In der großen Offizin finden sich fünf Kassenplätze an separaten Beratungsplätzen, „Internetzugang und ABDA-Datenbank an jedem Platz sind für mich selbstverständlich“. Außerdem hat die Apotheke zwei Beratungsräume, um z. B. Blutwerte zu messen, für die Ernährungsberatung oder zum Anmessen von Kompressions- und Stützstrümpfen. „Wir machen hier so ziemlich alles, was sinnvoll ist“, bringt es Krötsch auf den Punkt. In bestimmten Abständen führt die Johannes-Apotheke auch Aktionen durch, z. B. eine Woche, in der sie Blutuntersuchungen zum halben Preis anbietet. Pro Tag lassen dann etwa zehn bis fünfzehn Kunden ihre Blutwerte untersuchen. „Außerdem beteiligen wir uns am Gröbenzeller Gesundheitstag mit einem Kräuterstand.
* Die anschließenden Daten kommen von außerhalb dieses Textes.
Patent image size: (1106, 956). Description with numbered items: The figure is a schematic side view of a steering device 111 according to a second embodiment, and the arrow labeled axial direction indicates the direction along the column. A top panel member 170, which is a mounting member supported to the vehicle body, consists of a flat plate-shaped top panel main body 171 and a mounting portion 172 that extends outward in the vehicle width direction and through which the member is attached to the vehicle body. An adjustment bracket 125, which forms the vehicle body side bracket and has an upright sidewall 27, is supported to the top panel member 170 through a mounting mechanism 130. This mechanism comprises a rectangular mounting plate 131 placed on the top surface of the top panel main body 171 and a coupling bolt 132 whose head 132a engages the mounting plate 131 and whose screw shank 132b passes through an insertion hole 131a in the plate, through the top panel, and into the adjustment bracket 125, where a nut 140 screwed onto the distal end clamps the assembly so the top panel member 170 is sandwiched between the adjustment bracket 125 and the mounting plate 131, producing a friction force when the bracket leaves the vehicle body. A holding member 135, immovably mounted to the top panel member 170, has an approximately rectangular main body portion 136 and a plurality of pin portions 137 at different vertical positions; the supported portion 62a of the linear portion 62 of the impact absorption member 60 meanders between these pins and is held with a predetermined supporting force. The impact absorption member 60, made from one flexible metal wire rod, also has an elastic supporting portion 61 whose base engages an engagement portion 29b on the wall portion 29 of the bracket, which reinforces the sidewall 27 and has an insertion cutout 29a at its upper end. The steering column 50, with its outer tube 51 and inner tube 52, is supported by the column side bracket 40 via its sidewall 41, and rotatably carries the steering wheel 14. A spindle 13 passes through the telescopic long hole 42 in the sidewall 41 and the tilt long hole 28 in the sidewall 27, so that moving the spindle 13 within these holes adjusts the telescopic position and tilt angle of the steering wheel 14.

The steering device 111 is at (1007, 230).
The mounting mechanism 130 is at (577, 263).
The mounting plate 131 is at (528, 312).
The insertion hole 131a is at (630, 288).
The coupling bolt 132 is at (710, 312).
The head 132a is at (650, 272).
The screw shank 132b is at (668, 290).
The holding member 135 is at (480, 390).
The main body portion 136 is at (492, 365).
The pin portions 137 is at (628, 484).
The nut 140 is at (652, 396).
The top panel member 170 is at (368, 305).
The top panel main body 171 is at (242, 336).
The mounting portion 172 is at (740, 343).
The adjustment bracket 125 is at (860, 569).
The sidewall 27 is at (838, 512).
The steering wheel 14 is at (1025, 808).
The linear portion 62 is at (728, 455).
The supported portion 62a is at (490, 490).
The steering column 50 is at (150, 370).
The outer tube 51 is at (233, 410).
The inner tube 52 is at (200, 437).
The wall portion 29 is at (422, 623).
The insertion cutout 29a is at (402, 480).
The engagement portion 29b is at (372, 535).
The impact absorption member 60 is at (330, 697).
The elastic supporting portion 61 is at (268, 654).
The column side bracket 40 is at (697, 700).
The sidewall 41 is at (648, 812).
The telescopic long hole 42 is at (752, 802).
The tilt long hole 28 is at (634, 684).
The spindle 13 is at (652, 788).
Und wir machen eine Kosmetikwoche und weitere kleine Aktionen.“

Zu den Schwerpunkten an Beratungsdienstleistungen in der Johannes-Apotheke gehören u. a. die Homöopathie und Naturheilkunde, eine Phytothek, die Inkontinenz, die Reise-Impfberatung, außerdem die Ernährungs- und Diabetikerberatung. Die Johannes-Apotheke bietet darüber hinaus ein großes Sortiment an pflegender Apothekenkosmetik an, eine zur Kosmetikerin ausgebildete PKA steht für dieses Sortiment für die Beratung zur Verfügung. Krötsch betont: „Unsere Apotheke ist sehr beratungsintensiv. Es geht keiner hinaus, ohne dass er nicht rundum beraten wird, keiner, der ein Aspirin kauft, der nicht gefragt wird, ob er Asthma hat, ob er Blutverdünner nimmt.“ Die Beratungsleistung ließ Krötsch von einer unabhängigen Prüfgesellschaft überprüfen mit dem Ergebnis: Seine Apotheke wurde mit dem Apotheken-Siegel für herausragende Fachberatung ausgezeichnet.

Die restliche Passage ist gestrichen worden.